Özen, menopoz çağına kadar obeziteyle meme kanseri arasında bir ilişkiye çok rastlanmadığını ancak menopoz sonrasında kilo almanın son derece tehlikeli olduğuna işaret ederek, şöyle konuştu:
"Menopozdan sonraki obezite, meme kanserine yakalanma riskini artırıyor. Meme kanseri, dünyada kadınlar arasında en sık görülen kanser türü. Her 8 kadından birinin meme kanserine yakalanma riski olduğunu biliyoruz. Meme kanseri, kadınlarda kanserden ölümlerde daha önce akciğer kanserinden sonra ikinci sıradaydı. Artık birinci sırada. Hem çok sık görülen hem de çok sık ölüme neden olan bir kanser. Günümüzde tarama mamografileri ve kadınları bilinçlendirerek meme kanserini erkenden yakalama şansımız var. Erken evrede yakalanır da tedavi edilirse 5 yıllık yaşam şansı yüzde 98. Tedavi edilen 100 hastadan 98'i 5 yılı sağlıklı şekilde kansere bağlı sıkıntı yaşamadan geçiriyor."
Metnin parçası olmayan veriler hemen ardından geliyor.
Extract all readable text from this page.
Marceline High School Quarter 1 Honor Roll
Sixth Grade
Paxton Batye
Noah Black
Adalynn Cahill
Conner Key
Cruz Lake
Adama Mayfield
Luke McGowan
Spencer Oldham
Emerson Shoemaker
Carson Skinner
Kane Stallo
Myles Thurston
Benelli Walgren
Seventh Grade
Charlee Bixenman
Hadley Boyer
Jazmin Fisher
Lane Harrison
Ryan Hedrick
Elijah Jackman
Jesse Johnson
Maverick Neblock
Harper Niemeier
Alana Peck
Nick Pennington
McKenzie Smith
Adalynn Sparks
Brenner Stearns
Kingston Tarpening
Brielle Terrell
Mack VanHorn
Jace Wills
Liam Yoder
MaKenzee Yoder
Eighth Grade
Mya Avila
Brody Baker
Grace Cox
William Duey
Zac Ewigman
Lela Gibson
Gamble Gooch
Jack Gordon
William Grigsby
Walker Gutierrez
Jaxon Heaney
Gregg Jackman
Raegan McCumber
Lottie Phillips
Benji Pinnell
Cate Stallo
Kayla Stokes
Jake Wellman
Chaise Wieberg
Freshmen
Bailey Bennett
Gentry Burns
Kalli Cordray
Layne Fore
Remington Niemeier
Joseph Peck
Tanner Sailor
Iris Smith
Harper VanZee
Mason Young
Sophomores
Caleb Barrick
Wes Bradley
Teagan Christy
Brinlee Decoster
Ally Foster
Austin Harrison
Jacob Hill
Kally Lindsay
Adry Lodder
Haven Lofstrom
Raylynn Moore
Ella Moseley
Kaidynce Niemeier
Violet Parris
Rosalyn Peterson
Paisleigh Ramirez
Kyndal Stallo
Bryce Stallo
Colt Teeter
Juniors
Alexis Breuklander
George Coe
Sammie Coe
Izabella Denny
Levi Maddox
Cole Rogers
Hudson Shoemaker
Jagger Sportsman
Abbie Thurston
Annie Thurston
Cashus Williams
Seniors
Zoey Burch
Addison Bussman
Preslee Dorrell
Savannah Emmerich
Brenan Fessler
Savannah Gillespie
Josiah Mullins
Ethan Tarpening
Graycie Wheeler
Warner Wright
"EVLENİP ÇOCUK DOĞURMANIN VE EMZİRMENİN KORUYUCU ETKİSİ VAR"
Kanser tanısı konusunda da büyük yenilikler yaşandığına dikkati çeken Özen, hedefe yönelik tedaviler olduğunu dile getirdi.
Hormonal tedavilerin meme kanseriyle mücadelede işlerini kolaylaştırdığını anlatan Özen, "Evlenmenin, çocuk doğurmanın ve emzirmenin meme kanserine karşı koruyucu etkisi var. Daha önce deniyordu ki, 'Belirli bir yaşa kadar evlenip çocuk yaparsa bundan yararlanabilir'. Burada da yaş 18-22 gibiydi. Günümüzde bu tamamen reddedildi. Hangi yaş grubunda olursa olsun, kadın evlenip çocuk yapıp emzirdiği takdirde aynı şeyleri yaşamayan kadına göre meme kanseri açısından daha şanslı. Olacaksa da belki daha agresif yerine daha rahat tedavi edilen bir kansere yakalanıyor." diye konuştu.
Prof. Dr. Özen, kadınlara menopozdan sonra kilo almayı önlemek için spor yapmalarını önererek, "Meme kanserine yakalanma yaşında son yıllarda düşüş görülüyor. 30-35 yıl önce meme kanserinin 30'lu yaşların altında neredeyse hiç görülmediğini bilirdik. Öyle bir hasta geldiği zaman, 'Nasıl olsa meme kanseri olma şansın yok, rahat et' derdik. Oysa daha yeni, 24 yaşında meme kanseri hastası ameliyat ettik. Birçok şey eklenebilir, yaşam tarzı, hormonal denge, ailesel faktörler ama şu anda meme kanseri görülme yaşı 20'li yaşlara kadar düştü." ifadesini kullandı.
Özen, her 100 erkekten birinde de meme kanseri görülebileceğini kaydetti.